### Import the necessary libraries

In [None]:
from pyspark.sql import SparkSession
from pyspark.ml.classification import RandomForestClassifier
from pyspark.ml.evaluation import MulticlassClassificationEvaluator
from pyspark.ml.feature import StringIndexer,VectorAssembler
from pyspark.ml.pipeline import Pipeline

### Instantiate Spark session

In [None]:
spark = SparkSession.builder.appName('project_tree').getOrCreate()
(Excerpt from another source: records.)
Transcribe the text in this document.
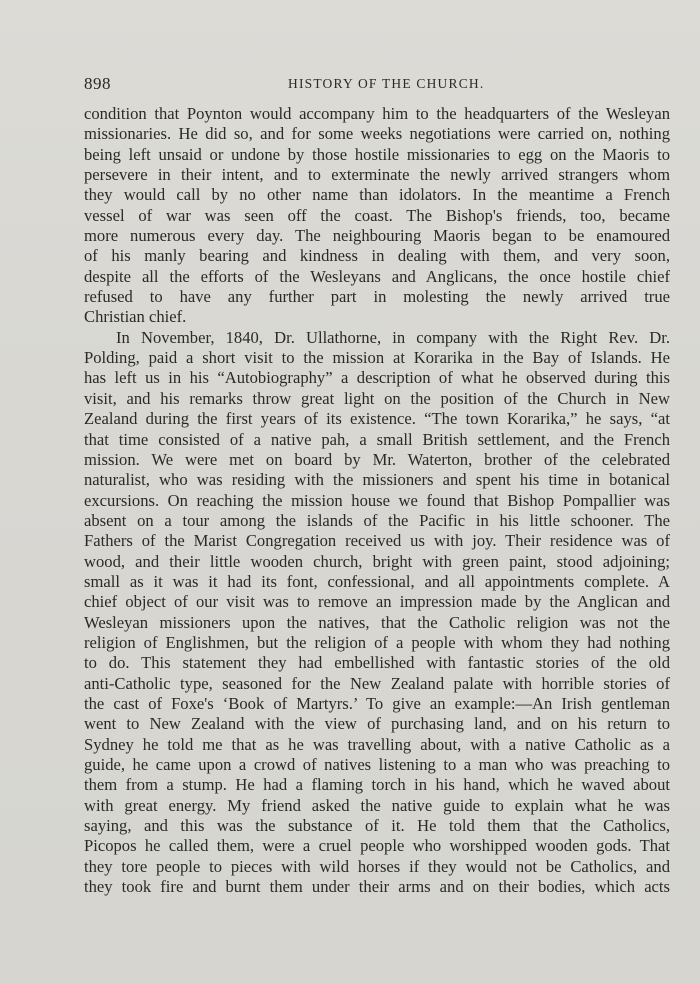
898	HISTORY OF THE CHURCH.
condition that Poynton would accompany him to the headquarters of the Wesleyan
missionaries. He did so, and for some weeks negotiations were carried on, nothing
being left unsaid or undone by those hostile missionaries to egg on the Maoris to
persevere in their intent, and to exterminate the newly arrived strangers whom
they would call by no other name than idolators. In the meantime a French
vessel of war was seen off the coast. The Bishop's friends, too, became
more numerous every day. The neighbouring Maoris began to be enamoured
of his manly bearing and kindness in dealing with them, and very soon,
despite all the efforts of the Wesleyans and Anglicans, the once hostile chief
refused to have any further part in molesting the newly arrived true
Christian chief.
In November, 1840, Dr. Ullathorne, in company with the Right Rev. Dr.
Polding, paid a short visit to the mission at Korarika in the Bay of Islands. He
has left us in his “Autobiography” a description of what he observed during this
visit, and his remarks throw great light on the position of the Church in New
Zealand during the first years of its existence. “The town Korarika,” he says, “at
that time consisted of a native pah, a small British settlement, and the French
mission. We were met on board by Mr. Waterton, brother of the celebrated
naturalist, who was residing with the missioners and spent his time in botanical
excursions. On reaching the mission house we found that Bishop Pompallier was
absent on a tour among the islands of the Pacific in his little schooner. The
Fathers of the Marist Congregation received us with joy. Their residence was of
wood, and their little wooden church, bright with green paint, stood adjoining;
small as it was it had its font, confessional, and all appointments complete. A
chief object of our visit was to remove an impression made by the Anglican and
Wesleyan missioners upon the natives, that the Catholic religion was not the
religion of Englishmen, but the religion of a people with whom they had nothing
to do. This statement they had embellished with fantastic stories of the old
anti-Catholic type, seasoned for the New Zealand palate with horrible stories of
the cast of Foxe's ‘Book of Martyrs.’ To give an example:—An Irish gentleman
went to New Zealand with the view of purchasing land, and on his return to
Sydney he told me that as he was travelling about, with a native Catholic as a
guide, he came upon a crowd of natives listening to a man who was preaching to
them from a stump. He had a flaming torch in his hand, which he waved about
with great energy. My friend asked the native guide to explain what he was
saying, and this was the substance of it. He told them that the Catholics,
Picopos he called them, were a cruel people who worshipped wooden gods. That
they tore people to pieces with wild horses if they would not be Catholics, and
they took fire and burnt them under their arms and on their bodies, which acts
### Import csv as a dataframe and analyze data

In [None]:
data = spark.read.csv('dog_food.csv',inferSchema = True,header= True)

In [None]:
data.show(2)

In [None]:
data.printSchema()

In [None]:
data.describe().show()

### Transform data into the format understood by Spark and build a random forest classifier

In [None]:
rfc = RandomForestClassifier(featuresCol = 'features',labelCol = 'label',numTrees = 500)

In [None]:
assembler = VectorAssembler(inputCols=['A','B','C','D'],outputCol = 'features')

In [None]:
df = assembler.transform(data).withColumnRenamed('Spoiled','label')
train,test = df.randomSplit([0.7,0.3])

In [None]:
model = rfc.fit(train)

In [None]:
pred = model.transform(test)

In [None]:
acc = MulticlassClassificationEvaluator(metricName = 'accuracy').evaluate(pred)

In [None]:
acc

### Using the 'featureImportances' method of the classifier, build the distribution of the features A, B, C, and D in terms of their effects on the output (label)

In [None]:
print(model.featureImportances.__doc__)

In [None]:
from matplotlib import pyplot as plt

In [None]:
plt.plot(model.featureImportances)

### For the sake of comparison (with the initial random forest model), build and assess simple decision tree models for four different tree depth hyperparameters. Perform 5-fold cross-validation for the assessment of their respective accuracies. 

In [None]:
from pyspark.ml.tuning import CrossValidator,ParamGridBuilder

In [None]:
from pyspark.ml.classification import DecisionTreeClassifier

In [None]:
dtc = DecisionTreeClassifier()

In [None]:
paramgrid = ParamGridBuilder().addGrid(dtc.maxDepth,[1,3,5,7]).build()

In [None]:
pipeline = Pipeline(stages=[dtc])

In [None]:
crossval = CrossValidator(estimator=pipeline,
    estimatorParamMaps=paramgrid,
    evaluator=MulticlassClassificationEvaluator(metricName = 'accuracy'),
    numFolds=5)

In [None]:
model = crossval.fit(df)

In [None]:
# Accuracy of the decision tree classifier with the depth parameter = [1,3,5,7], respectively.
model.avgMetrics

## Conclusions: 
 1. The chemical "C" is clearly the one causing the problem
 2. For the given data, a simple decision tree classifier with depth = 1 presents the most accurate algorithm. With that said, all of the models considered do not differ significantly in terms of accuracies, which lie in the range (0.96-0.99).